A key artery for Colombia’s coal exports, the main coal railways Fenoco, could be impacted by industrial action after workers on the railway demanded higher pay.
Colombian law stipulates that talks between workers and companies should last between 20 to 40 days. Workers at the Fenoco railway are in talks with the company for a 15% pay rise.
Discussions between the two sides began August 29, according to Reuters.
Felix Herrera, president of the Sintraime union, which Herrera said represents roughly 50% of workers employed directly by Fenoco, said workers were seeking a 15% increase in pay, while the company was offering a raise equal to the inflation rate. However, Herrera said this increase had been the standard increase for Fenoco employees for several years.
Annual inflation through August was 2.27%.
Possible strike action
Discussions between the parties remain at an early stage, and Herrera said it would be “premature to talk about a strike.”
The Fenoco railway transports about half of Colombia’s coal exports. If negotiations between workers and the company fail to reach a resolution that is agreeable to both parties, the possibility of strike action will nonetheless worry Colombian authorities.
Colombia’s coal sector has been rocked by strike action twice already in 2013, with continual disruptions affecting coal exports: a major course of income for the country.
In 2012, Fenoco workers went on strike for 23 days, cutting coal exports by about half. With a poor road network, keeping the railway open is crucial to Colombia’s coal industry.
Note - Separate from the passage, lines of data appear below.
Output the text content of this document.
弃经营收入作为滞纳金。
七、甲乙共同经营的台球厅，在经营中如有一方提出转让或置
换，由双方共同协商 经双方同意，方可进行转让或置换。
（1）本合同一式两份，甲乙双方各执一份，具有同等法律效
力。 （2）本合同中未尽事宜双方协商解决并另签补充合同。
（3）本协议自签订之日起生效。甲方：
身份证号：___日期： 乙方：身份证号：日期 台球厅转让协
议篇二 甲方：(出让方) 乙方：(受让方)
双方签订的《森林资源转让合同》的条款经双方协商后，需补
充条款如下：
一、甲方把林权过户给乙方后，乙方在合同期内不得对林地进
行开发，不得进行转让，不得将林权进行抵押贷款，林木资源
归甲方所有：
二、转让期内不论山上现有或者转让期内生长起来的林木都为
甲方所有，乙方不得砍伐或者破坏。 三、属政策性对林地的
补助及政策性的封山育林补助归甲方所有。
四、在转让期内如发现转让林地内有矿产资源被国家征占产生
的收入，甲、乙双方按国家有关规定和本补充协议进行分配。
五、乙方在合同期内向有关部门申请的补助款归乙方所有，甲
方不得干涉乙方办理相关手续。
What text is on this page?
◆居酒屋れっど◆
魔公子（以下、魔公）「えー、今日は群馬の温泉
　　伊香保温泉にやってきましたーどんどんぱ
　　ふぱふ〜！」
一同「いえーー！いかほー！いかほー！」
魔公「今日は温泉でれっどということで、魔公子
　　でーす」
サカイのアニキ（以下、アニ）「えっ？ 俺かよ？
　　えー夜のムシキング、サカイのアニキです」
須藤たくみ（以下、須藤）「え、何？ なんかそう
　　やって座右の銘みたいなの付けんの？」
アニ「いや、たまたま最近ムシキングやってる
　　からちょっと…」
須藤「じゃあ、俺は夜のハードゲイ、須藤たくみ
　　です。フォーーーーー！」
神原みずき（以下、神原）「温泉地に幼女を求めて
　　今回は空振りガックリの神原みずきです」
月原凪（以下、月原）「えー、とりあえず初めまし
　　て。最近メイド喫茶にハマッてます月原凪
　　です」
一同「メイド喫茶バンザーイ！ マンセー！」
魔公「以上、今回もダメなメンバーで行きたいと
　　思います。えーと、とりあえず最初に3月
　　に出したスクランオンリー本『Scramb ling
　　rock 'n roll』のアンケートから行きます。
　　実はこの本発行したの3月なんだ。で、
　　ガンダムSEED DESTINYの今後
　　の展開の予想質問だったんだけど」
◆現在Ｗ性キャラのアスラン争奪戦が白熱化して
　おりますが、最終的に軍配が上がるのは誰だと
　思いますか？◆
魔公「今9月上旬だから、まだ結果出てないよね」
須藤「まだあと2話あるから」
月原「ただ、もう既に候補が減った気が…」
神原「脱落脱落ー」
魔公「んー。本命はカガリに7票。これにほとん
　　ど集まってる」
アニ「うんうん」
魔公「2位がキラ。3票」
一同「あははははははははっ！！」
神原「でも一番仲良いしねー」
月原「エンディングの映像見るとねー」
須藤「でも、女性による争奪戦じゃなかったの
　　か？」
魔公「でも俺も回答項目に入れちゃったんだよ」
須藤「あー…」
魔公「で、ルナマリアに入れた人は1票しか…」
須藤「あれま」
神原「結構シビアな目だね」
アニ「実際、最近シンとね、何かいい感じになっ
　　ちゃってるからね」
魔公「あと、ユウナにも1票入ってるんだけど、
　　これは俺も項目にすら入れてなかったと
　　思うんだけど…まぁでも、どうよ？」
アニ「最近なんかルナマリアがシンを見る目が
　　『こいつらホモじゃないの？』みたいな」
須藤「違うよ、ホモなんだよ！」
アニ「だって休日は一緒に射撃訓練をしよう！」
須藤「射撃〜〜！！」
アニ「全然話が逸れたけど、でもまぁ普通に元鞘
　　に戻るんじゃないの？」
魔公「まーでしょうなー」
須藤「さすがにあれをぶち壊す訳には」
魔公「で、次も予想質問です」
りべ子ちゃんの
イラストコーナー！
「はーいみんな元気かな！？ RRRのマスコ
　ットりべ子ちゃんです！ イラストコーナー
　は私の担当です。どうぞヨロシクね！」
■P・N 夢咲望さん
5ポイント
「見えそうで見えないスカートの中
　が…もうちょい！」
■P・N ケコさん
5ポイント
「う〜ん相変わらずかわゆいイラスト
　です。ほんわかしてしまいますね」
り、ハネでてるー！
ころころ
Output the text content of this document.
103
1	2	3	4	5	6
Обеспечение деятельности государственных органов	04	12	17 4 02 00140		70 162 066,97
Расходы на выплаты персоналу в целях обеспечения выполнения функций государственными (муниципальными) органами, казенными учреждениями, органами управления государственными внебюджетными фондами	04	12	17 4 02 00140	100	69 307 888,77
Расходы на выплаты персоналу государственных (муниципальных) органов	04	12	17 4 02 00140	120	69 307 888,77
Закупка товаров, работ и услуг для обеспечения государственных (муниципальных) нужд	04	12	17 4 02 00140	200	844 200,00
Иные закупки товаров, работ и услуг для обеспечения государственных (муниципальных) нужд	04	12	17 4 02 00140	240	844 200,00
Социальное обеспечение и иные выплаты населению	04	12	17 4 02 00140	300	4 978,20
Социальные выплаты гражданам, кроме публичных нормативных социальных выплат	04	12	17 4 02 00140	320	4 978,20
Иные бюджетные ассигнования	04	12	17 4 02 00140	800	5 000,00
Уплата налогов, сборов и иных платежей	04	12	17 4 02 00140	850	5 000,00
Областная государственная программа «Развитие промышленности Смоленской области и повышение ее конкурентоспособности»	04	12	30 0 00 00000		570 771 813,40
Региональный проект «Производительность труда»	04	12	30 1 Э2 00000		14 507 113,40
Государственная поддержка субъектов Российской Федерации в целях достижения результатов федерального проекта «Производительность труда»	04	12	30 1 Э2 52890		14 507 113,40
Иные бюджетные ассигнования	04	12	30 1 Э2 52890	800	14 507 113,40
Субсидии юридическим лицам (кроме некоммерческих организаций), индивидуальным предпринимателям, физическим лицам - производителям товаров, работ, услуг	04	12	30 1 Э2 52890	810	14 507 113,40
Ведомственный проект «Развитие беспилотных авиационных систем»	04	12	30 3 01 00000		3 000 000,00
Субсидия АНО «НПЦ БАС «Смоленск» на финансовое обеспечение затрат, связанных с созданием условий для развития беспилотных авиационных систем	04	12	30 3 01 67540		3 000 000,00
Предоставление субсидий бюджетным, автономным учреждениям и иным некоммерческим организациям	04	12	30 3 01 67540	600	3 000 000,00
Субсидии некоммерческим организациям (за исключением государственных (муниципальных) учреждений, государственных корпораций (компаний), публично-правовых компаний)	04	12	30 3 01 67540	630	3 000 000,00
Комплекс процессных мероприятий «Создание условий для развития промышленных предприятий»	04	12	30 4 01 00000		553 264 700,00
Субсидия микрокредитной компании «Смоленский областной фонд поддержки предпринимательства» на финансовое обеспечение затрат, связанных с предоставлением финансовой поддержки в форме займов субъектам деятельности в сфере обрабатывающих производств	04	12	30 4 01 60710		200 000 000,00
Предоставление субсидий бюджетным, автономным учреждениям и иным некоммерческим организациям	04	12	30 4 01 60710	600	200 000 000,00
The rail line passes through Cesar, a key coal mining province in Colombia, and runs to the Caribbean coast. It collects material from coal mines along its route.
Colombian law stipulates that negotiations must run for 20 days. This number may be extended by a further 20 days if both sides so wish.
It is only once talks have been concluded and these 20 to 40 days of negotiations have ended that a strike or arbitration be considered.
Fenoco’s main shareholders are Goldman Sachs, Glencore Xstrata Plc, and US based Drummond International, with each company managing its own rolling stock.
Drummond’s Colombian operations have already been affected by industrial action this year, with strikes shutting down its two coal mines, as well as the company’s private port.
Coal forecast and global impact
Colombia is the world’s fourth largest coal exporter, and is an important source of coal for Europe. The country recently cut its coal production targets for 2013 by 4 million t – to 94 million t down from 98 million t. In 2012, the country’s coal sector produced 89.2 million t.
The industrial action against Drummond’s operations has cut Colombia’s coal output by about a third.
Though the effect of the strike may cause global coal prices to rise, the effect will likely be minimal, as a result of a significant market oversupply. Weak demand for coal, and alternative supply from Russia, the US and South Africa fill the gaps caused by the lost Colombian coal.